Mistral CEO Arthur Mensch tells French lawmakers Europe has two years to build its own AI stack
The 33-year-old cofounder warned control of chips, energy, and data centers will decide AI power, urging a rapid sovereignty push in a National Assembly hearing.
By Ryan Merket ·
Why it matters
AI power is shifting from model demos to control of GPUs, energy, and data centers. If Europe cannot secure and finance its own compute, its startups will be price-takers on US infrastructure and policy. Founders and investors who lock in chips and power now will set the region's ceiling for model capability, product margins, and national leverage.

Arthur Mensch, CEO and cofounder of Mistral AI, told French lawmakers this week that Europe has about two years to stand up its own AI infrastructure before it locks into dependence on American providers, according to Business Insider.
The 33-year-old Paris founder has made sovereignty the spine of Mistral AI's pitch since launching in 2023 with alumni from Meta and DeepMind. He has argued that governments want systems they can run outside US hyperscalers, a theme he has pressed in interviews and reports, including saying Europe needs AI it can control independently of US tech giants.

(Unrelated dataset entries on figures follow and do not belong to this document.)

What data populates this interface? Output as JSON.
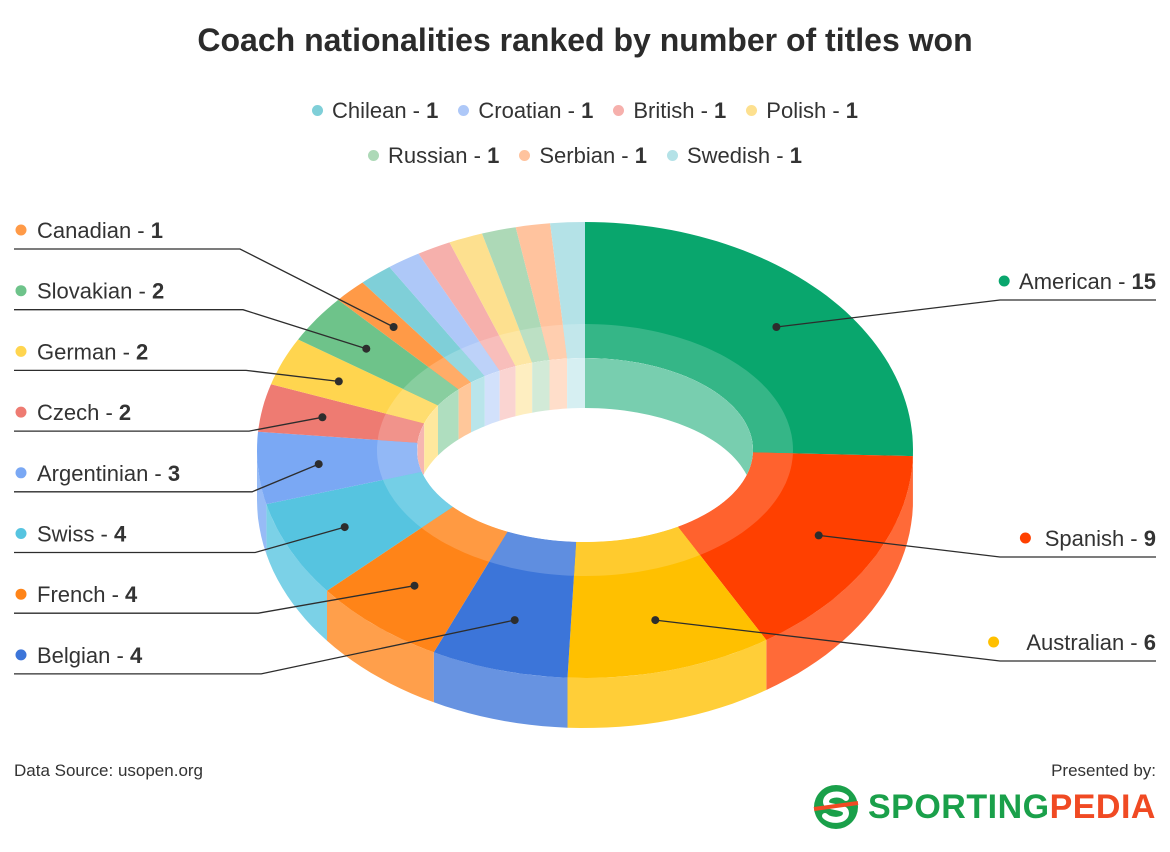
{
  "chart_data": {
    "type": "pie",
    "title": "Coach nationalities ranked by number of titles won",
    "slices": [
      {
        "name": "American",
        "value": 15,
        "color": "#09a66d"
      },
      {
        "name": "Spanish",
        "value": 9,
        "color": "#ff4000"
      },
      {
        "name": "Australian",
        "value": 6,
        "color": "#ffc000"
      },
      {
        "name": "Belgian",
        "value": 4,
        "color": "#3c75d9"
      },
      {
        "name": "French",
        "value": 4,
        "color": "#ff8418"
      },
      {
        "name": "Swiss",
        "value": 4,
        "color": "#56c4e0"
      },
      {
        "name": "Argentinian",
        "value": 3,
        "color": "#7aa8f4"
      },
      {
        "name": "Czech",
        "value": 2,
        "color": "#ee7b72"
      },
      {
        "name": "German",
        "value": 2,
        "color": "#ffd54f"
      },
      {
        "name": "Slovakian",
        "value": 2,
        "color": "#6ec38a"
      },
      {
        "name": "Canadian",
        "value": 1,
        "color": "#ff9a47"
      },
      {
        "name": "Chilean",
        "value": 1,
        "color": "#7fcfd8"
      },
      {
        "name": "Croatian",
        "value": 1,
        "color": "#aec8f8"
      },
      {
        "name": "British",
        "value": 1,
        "color": "#f6b0ac"
      },
      {
        "name": "Polish",
        "value": 1,
        "color": "#fde08f"
      },
      {
        "name": "Russian",
        "value": 1,
        "color": "#add9b7"
      },
      {
        "name": "Serbian",
        "value": 1,
        "color": "#ffc39e"
      },
      {
        "name": "Swedish",
        "value": 1,
        "color": "#b4e2e7"
      }
    ],
    "legend_top": [
      "Chilean",
      "Croatian",
      "British",
      "Polish",
      "Russian",
      "Serbian",
      "Swedish"
    ],
    "label_separator": " - ",
    "style": "3d-donut"
  },
  "footer": {
    "source": "Data Source: usopen.org",
    "presented_by": "Presented by:",
    "brand_part1": "SPORTING",
    "brand_part2": "PEDIA"
  }
}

Speaking at a National Assembly hearing on digital sovereignty, Mensch said the decision window is short. "It will be decided in the next two years," he said, warning that if US companies monopolize supply, Europe "can no longer transform electrons into tokens" and could wind up a "vassal state," per Business Insider.
The infrastructure race Mensch says Europe must not lose
In his telling, the AI contest is now about chips, energy, and data center capacity as much as models. "The Americans are deploying a trillion dollars next year," Mensch said. "The one who controls the chips, who controls the electrons, who has massive access to energy - that's the one who wins," per Business Insider.
Mensch added that Europe's fragmented rules and capital markets slow down ambitious buildouts relative to the US. The consequence, he argued, would be long-term dependency on imported digital services. "If we don't move fast enough, we'll end up in a situation where we have no choice left," he said. "In a world where you import all your digital services from the United States, you have no leverage over the United States."
Mistral's stake in the sovereignty argument
Mistral AI, the Paris-based model startup Mensch cofounded in 2023, has positioned its open-weight releases and cloud partnerships as a European alternative to OpenAI and other American incumbents. The company recently announced a partnership with Groupe Caisse des Depots focused on generative AI and GPU infrastructure to bolster what both parties call digital sovereignty.
Mensch told lawmakers that Mistral aims to build a gigawatt of AI compute capacity by 2029, signaling that the company intends to participate in the hardware layer, not just model training. Still, he suggested the continent will need far more than a single company's buildout to meet demand, and he urged public and private actors to move faster on siting, energy access, and financing, per Business Insider.
The bet: Europe can still close the gap
Mensch's message to policymakers mirrors the bet he and his cofounders have made with Mistral: that there is room for a Europe-led AI stack spanning models and compute. The company has become one of the region's flagship AI startups, with a valuation of roughly $13.6 billion, per Business Insider. His warning to lawmakers doubles as a founder's ask: align regulation, capital, and energy policy so startups can scale infrastructure at US speed, or accept strategic dependence.